By November 8, 2016 No Comments

No two patients are the same. Some are much sicker than others. Obvious? Yes. But this is the fundamental challenge of quality measurement. As public scrutiny of physician performance intensifies via the CMS Physician Compare website, and as outcome comparisons become ever more crucial to Medicare and private insurance reimbursement strategies, finding a fair and accurate way to adjust for risk is critical.

Each patient population has its own challenges. Academic medical centers may get the most difficult cases, but solo practitioners see the entire community, and without the infrastructure available elsewhere. For health care to improve for all patients, we need meaningful quality measurement to demonstrate better outcomes (whether clinical or financial). These outcomes must be measurable, but cannot be arbitrary. To create meaningful benchmarks and compare providers against peers, we must level the playing field via risk adjusting for differences in patients cared for by different physicians.

While scoring providers has traditionally been limited to CMS, health plans and others who oversee quality initiatives, QCDRs—promoted as a reporting mechanism in the Quality Payment Program under MACRA—are also responsible for adjusting risk. Here are some inherent challenges for developing fair and appropriate methods, plus strategies to improve risk adjustment for both providers and QCDRs:

Challenges to Accurate Risk Adjustment
Practice-Level Challenges

An algorithm is only as good as its included measureable components. This is the greatest obstacle to accurately adjusting for risk. In other words, you can only adjust to account for the risks you can measure (or record). For example, an obese patient may be more likely to experience complications following surgery. However, if that patient was never coded with a diagnosis of obesity, the surgeon will be graded on the patient’s outcome using the same standards as a patient at ideal weight. This is a common example—as a QCDR that integrates non-billed clinical data as well as transactional data, we frequently see patients whose height and weight indicate obesity, but no coded diagnosis of obesity.
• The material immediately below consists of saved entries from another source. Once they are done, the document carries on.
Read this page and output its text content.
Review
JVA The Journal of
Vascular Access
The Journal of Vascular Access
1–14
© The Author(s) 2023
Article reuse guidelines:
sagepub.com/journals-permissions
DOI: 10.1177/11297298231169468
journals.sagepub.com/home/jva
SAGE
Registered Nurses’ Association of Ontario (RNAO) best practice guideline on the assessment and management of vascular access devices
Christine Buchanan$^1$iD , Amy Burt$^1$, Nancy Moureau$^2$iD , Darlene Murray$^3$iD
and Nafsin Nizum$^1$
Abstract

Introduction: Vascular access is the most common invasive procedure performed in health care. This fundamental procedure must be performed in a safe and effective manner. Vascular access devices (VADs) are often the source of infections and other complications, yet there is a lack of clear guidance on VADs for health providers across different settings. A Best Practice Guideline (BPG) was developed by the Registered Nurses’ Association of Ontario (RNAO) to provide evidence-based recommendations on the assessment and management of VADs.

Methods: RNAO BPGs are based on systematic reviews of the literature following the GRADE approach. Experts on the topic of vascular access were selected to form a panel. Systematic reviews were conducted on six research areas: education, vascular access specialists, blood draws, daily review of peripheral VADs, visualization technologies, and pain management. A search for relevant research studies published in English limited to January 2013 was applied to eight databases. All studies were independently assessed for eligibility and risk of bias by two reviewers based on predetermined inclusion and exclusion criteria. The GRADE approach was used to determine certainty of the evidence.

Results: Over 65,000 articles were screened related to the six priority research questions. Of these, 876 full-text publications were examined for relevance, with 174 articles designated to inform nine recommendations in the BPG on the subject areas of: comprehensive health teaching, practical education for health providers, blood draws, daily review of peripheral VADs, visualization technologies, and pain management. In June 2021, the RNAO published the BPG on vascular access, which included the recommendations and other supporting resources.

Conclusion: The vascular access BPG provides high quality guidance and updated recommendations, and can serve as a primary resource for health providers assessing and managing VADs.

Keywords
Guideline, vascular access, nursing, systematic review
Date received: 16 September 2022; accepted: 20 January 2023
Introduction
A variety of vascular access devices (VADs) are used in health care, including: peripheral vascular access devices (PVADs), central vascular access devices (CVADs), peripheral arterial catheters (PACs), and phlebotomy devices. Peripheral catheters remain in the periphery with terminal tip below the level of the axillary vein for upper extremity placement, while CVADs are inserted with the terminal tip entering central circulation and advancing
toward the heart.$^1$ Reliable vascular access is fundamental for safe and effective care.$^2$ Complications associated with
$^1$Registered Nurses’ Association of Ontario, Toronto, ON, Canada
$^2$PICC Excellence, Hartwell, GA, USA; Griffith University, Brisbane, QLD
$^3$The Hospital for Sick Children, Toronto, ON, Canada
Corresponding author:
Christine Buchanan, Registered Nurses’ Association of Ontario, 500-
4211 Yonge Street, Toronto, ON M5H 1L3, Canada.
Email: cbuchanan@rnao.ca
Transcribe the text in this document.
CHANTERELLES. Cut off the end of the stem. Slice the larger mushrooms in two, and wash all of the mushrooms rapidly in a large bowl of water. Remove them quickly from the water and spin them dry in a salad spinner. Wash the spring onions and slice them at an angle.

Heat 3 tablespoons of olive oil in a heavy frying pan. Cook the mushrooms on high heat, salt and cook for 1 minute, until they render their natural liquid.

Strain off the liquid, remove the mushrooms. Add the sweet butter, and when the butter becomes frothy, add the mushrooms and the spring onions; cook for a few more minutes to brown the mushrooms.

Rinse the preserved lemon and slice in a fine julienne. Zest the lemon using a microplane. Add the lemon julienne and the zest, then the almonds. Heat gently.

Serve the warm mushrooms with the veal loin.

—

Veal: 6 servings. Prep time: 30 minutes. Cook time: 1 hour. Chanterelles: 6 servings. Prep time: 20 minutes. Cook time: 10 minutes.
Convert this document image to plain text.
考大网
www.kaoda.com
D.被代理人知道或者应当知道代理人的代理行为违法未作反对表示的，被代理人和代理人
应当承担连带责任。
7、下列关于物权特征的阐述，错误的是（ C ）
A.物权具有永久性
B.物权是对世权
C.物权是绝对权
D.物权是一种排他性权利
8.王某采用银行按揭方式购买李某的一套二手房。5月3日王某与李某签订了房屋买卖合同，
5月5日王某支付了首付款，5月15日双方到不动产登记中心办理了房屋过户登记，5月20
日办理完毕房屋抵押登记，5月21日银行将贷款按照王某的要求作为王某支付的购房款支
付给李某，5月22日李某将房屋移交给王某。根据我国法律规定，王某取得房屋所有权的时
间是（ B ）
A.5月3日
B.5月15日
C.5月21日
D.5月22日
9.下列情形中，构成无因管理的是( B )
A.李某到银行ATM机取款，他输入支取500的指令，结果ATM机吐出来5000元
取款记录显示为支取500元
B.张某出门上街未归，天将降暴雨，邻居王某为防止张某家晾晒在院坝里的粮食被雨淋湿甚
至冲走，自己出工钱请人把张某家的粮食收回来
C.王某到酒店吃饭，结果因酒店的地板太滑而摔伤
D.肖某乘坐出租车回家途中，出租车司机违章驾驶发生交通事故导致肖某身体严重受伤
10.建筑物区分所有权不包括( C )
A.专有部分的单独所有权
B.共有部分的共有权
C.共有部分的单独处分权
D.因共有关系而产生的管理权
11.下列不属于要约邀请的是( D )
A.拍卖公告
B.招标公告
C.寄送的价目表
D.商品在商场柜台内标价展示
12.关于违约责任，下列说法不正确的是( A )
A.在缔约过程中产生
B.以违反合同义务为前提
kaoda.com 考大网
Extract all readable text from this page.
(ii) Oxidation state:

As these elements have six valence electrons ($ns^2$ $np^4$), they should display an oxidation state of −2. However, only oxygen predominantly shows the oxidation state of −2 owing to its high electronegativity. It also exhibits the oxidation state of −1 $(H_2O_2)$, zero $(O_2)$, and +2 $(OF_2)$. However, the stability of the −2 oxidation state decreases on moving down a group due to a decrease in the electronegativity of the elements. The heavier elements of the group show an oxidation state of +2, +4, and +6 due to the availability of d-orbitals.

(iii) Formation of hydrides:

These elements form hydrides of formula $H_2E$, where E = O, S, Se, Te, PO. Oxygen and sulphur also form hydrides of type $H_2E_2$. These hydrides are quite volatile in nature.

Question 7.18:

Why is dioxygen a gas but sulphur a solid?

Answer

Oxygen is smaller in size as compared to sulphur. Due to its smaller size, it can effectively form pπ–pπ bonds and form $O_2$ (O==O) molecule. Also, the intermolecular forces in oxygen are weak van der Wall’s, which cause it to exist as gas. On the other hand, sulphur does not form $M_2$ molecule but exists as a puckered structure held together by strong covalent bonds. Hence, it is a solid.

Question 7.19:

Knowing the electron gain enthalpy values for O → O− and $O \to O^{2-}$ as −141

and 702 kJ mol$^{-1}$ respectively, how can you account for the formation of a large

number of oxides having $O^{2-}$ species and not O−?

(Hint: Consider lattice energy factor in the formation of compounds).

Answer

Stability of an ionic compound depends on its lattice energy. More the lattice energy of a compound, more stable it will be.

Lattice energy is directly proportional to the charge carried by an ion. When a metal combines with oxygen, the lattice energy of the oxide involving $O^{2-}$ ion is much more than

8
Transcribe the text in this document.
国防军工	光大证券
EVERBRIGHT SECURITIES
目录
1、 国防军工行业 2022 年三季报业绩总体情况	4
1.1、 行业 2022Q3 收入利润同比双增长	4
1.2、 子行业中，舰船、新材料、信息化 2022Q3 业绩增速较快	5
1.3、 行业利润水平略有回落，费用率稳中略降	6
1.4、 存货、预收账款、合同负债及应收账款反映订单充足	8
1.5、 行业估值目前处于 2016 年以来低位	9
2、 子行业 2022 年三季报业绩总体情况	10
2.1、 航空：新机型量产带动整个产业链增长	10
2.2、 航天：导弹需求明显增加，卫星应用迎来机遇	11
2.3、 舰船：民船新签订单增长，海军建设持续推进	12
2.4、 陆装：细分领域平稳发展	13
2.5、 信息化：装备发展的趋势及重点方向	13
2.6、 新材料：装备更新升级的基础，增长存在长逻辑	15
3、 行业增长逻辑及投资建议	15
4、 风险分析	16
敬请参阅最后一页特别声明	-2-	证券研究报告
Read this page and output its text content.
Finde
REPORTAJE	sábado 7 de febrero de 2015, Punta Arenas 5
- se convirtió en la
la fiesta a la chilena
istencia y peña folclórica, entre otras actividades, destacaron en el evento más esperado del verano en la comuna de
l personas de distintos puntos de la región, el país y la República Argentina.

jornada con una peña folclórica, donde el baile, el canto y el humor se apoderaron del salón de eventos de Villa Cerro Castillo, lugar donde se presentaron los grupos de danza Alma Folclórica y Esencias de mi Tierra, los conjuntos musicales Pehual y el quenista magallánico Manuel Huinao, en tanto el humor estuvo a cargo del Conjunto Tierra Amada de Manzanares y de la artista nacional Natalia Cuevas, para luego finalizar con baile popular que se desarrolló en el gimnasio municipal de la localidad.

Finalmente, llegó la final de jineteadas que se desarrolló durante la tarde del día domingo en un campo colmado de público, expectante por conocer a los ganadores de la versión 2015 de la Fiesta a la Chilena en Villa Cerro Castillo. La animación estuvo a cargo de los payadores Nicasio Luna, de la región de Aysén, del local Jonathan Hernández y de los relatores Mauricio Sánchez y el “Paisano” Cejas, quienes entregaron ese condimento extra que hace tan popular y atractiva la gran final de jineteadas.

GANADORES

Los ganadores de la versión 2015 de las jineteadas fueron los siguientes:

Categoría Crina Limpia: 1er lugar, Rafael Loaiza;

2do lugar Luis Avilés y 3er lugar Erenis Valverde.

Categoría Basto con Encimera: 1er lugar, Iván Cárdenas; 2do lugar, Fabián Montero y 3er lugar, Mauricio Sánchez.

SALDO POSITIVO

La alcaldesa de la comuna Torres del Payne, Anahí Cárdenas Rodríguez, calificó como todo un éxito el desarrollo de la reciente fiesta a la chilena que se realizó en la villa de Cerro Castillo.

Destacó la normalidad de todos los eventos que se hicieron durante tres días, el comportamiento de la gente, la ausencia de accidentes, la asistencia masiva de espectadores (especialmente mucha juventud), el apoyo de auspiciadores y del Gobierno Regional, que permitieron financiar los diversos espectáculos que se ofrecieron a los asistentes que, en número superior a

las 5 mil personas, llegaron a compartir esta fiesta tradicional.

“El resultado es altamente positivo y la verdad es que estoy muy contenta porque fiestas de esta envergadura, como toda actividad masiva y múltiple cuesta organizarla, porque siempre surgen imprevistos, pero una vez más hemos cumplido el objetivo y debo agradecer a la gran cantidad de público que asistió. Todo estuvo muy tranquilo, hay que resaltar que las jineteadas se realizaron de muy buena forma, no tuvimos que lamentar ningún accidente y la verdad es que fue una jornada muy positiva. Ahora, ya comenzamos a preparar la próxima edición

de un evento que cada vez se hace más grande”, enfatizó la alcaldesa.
A misguided sense of efficiency can also exacerbate inaccuracy when calculating risk. Many factors can significantly impact outcomes (or already have, and indicate the patient will require more care), but are not coded, and are therefore unrecognized in risk-adjustment. Why aren’t they coded? If an “unspecified” diagnosis is reimbursed similarly to one that includes complications, it’s easy to leap to the conclusion that saving time on the coding is better for the practice. Unfortunately, this fails to recognize that additional specificity will ensure that providers are scored accurately, in a way that truly reflects the population.

Program-Level Challenges

There is another challenge to risk-adjustment, related to the care setting. Many of the established risk adjustment protocols were developed on the hospital side (e.g. 30 day mortality following an event or procedure, all-cause 30-day re-admission rate, per capita costs associated with a specific DRG.). However, the PQRS (formerly PQRI) has traditionally included quality metrics focused primarily on the ambulatory side. That was less of an issue when the program was focused exclusively on reporting, but with revenues tied to comparative provider performance through the Value Modifier, risk-adjustment is not widely utilized, and is far less defined. In PQRS and VM (and as will continue in the CMS Quality Payment Program), this means that the playing field is no longer level, and not everyone holds the high ground. The challenge is intensified by the introduction of care coordination metrics, which include measures of communication, accessibility and more—there are few established benchmarks for these areas.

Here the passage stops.